Ground level steel windows and steel sliding doors by Cityscape Steel are shaded by fixed, folded gal-plate steel awnings and the overhang of the upper level floor slab, as well as the shade of the landscaped courtyard gardens and the mature Bismarck palm. The curved scoops cut out of the floorplate allow the upper level rooms to be oriented diagonally rather than frontally to neighbouring windows across the lane, and the diagonal also sets up the condition of accepting the NE breeze into the upper level of the site. Each window screen is consistent with the whole wall screen – but operable at each room, so each can adapt as needed for solar and privacy control.
Heating and cooling
Hydronic heating in-slab system by Amuheat. The bedrooms (on the upper level) have ceiling fans: “Milano Slider”, white VRV fan coil units (integrated into joinery and soffits) are controlled at each room, meaning AC cooling can be mediated – specifically tuned to each room in use.
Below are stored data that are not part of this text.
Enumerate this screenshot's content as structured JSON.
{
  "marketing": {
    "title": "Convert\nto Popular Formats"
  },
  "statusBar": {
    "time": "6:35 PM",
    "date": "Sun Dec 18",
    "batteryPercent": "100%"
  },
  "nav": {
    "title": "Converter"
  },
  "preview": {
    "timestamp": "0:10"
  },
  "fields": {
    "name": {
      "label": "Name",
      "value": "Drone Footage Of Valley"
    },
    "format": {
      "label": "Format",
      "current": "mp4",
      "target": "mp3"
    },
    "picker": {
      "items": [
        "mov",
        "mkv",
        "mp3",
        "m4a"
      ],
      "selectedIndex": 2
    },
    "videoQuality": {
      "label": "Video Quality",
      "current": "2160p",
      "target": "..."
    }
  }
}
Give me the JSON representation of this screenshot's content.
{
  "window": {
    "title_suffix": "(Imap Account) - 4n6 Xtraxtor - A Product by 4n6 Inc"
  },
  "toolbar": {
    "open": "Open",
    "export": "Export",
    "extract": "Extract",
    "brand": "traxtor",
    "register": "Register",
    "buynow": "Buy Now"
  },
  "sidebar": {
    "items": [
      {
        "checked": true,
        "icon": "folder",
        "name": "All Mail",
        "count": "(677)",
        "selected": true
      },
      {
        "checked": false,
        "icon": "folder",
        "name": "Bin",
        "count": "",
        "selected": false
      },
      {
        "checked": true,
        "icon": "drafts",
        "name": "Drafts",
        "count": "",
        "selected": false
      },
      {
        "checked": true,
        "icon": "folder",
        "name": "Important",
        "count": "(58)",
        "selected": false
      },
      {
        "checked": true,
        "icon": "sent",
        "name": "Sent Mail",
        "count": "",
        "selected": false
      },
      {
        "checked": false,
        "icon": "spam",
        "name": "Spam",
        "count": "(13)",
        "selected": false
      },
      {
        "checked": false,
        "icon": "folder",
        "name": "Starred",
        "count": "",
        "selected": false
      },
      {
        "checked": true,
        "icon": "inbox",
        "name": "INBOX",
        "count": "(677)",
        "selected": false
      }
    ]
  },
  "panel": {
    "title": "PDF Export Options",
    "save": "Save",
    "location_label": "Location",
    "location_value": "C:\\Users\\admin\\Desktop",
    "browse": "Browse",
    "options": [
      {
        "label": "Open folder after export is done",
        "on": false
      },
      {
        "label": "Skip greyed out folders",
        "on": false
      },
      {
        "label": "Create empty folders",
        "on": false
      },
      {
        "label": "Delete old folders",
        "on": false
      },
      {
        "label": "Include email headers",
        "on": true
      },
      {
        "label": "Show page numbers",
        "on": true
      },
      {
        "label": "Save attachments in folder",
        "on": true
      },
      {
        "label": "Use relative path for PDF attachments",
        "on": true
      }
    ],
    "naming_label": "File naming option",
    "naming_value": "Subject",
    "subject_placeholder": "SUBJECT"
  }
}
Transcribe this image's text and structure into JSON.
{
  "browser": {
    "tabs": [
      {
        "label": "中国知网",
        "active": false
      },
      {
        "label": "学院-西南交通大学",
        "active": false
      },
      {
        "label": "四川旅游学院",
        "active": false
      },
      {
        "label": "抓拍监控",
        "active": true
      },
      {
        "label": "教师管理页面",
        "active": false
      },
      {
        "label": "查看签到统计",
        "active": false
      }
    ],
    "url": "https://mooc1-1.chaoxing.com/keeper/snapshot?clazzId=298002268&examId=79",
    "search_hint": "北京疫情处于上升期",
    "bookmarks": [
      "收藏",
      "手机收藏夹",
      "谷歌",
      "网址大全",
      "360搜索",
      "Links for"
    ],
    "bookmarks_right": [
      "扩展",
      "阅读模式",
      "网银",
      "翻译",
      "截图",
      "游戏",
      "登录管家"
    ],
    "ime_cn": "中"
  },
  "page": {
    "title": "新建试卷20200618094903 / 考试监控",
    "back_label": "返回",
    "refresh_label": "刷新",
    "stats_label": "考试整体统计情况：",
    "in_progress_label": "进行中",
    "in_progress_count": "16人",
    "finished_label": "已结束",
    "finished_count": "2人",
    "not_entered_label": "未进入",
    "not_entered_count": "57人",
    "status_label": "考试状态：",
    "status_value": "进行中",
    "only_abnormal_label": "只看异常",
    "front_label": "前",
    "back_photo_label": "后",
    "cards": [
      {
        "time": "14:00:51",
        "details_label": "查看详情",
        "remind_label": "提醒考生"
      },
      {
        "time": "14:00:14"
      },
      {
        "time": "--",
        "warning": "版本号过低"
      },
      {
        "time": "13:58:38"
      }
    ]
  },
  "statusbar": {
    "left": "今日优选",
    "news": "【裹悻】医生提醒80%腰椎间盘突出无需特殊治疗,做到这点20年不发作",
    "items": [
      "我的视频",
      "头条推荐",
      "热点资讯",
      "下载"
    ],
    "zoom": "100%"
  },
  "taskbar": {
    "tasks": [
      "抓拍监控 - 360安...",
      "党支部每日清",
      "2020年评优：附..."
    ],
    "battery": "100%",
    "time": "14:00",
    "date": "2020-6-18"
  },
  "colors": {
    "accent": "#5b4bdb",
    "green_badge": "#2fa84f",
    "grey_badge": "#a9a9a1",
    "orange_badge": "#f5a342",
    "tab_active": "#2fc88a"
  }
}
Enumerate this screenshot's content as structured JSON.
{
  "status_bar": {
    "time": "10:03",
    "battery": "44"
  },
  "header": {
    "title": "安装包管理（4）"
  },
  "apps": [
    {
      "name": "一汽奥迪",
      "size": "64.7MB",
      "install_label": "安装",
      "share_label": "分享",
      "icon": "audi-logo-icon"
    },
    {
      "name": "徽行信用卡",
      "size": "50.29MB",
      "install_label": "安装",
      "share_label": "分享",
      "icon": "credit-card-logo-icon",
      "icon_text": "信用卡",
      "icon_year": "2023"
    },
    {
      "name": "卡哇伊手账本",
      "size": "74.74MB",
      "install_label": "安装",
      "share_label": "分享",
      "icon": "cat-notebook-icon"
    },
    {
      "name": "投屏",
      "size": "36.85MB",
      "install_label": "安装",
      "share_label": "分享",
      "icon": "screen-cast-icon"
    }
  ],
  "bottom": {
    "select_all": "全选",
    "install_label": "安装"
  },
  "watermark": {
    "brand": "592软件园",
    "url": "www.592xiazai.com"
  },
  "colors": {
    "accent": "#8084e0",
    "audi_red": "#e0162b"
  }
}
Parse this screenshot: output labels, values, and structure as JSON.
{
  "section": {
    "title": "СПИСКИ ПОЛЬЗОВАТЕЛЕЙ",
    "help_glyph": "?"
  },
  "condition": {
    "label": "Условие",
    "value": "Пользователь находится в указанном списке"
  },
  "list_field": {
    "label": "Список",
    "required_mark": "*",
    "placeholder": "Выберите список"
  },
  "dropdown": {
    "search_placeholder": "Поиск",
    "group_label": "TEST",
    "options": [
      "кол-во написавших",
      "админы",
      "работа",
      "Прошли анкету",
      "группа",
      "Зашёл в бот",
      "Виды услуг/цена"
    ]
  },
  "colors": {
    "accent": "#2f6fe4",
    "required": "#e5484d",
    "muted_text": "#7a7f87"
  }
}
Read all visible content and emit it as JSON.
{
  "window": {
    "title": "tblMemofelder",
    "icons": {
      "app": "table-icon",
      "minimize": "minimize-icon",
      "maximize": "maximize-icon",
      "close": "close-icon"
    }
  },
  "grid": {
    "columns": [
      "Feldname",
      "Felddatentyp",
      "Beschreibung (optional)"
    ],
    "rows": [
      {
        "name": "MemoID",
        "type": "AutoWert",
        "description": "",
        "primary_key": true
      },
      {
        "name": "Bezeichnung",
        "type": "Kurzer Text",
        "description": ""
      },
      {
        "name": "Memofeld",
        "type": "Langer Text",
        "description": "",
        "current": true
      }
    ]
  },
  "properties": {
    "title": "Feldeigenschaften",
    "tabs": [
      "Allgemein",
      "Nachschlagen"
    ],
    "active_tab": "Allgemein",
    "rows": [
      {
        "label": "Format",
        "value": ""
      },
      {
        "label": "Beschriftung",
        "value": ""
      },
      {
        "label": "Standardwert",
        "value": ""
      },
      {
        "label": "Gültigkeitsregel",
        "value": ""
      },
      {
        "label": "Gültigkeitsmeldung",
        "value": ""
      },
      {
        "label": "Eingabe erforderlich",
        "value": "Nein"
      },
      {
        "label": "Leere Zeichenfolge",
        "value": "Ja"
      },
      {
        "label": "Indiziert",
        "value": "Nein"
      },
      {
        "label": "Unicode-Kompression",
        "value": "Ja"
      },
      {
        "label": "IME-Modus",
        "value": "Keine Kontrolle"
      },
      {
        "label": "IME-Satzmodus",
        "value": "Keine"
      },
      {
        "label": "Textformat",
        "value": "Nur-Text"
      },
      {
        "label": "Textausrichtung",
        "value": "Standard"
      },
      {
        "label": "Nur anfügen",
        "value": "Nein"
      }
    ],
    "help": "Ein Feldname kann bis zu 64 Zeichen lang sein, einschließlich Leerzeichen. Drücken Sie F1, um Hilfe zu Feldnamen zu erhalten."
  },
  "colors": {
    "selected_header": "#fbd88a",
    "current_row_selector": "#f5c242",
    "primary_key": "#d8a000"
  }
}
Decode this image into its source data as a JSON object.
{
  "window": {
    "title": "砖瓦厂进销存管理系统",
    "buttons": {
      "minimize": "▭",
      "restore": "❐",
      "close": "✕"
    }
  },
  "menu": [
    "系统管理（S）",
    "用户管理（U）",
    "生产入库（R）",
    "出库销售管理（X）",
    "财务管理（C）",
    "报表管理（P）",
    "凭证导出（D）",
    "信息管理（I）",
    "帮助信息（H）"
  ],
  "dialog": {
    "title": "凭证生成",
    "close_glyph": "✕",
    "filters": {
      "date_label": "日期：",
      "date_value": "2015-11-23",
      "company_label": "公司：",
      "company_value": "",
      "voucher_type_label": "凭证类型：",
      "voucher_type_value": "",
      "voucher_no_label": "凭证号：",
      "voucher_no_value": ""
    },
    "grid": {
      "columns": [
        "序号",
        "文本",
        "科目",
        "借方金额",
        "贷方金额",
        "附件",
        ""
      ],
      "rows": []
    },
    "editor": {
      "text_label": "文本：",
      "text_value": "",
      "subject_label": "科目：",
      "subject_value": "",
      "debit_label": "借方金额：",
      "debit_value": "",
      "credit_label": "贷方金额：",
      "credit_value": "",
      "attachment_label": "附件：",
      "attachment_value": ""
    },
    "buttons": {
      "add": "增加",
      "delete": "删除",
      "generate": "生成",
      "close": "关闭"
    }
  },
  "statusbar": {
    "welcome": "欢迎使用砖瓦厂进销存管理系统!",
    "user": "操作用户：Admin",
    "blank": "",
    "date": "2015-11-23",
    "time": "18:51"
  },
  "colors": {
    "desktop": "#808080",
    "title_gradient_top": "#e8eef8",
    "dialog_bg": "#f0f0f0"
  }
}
Rainwater is collected and stored in a 1000-litre tank under the raised floor of the original front rooms, for use in the garden.
The garden is both beautiful and hardy, designed and installed by client Will Dangar. Most species are native and/or succulent, and there is no lawn. It is an extremely low water-intensive green space, including the upper level raised garden bed that shelters the main bedroom from the harshest westerly sun.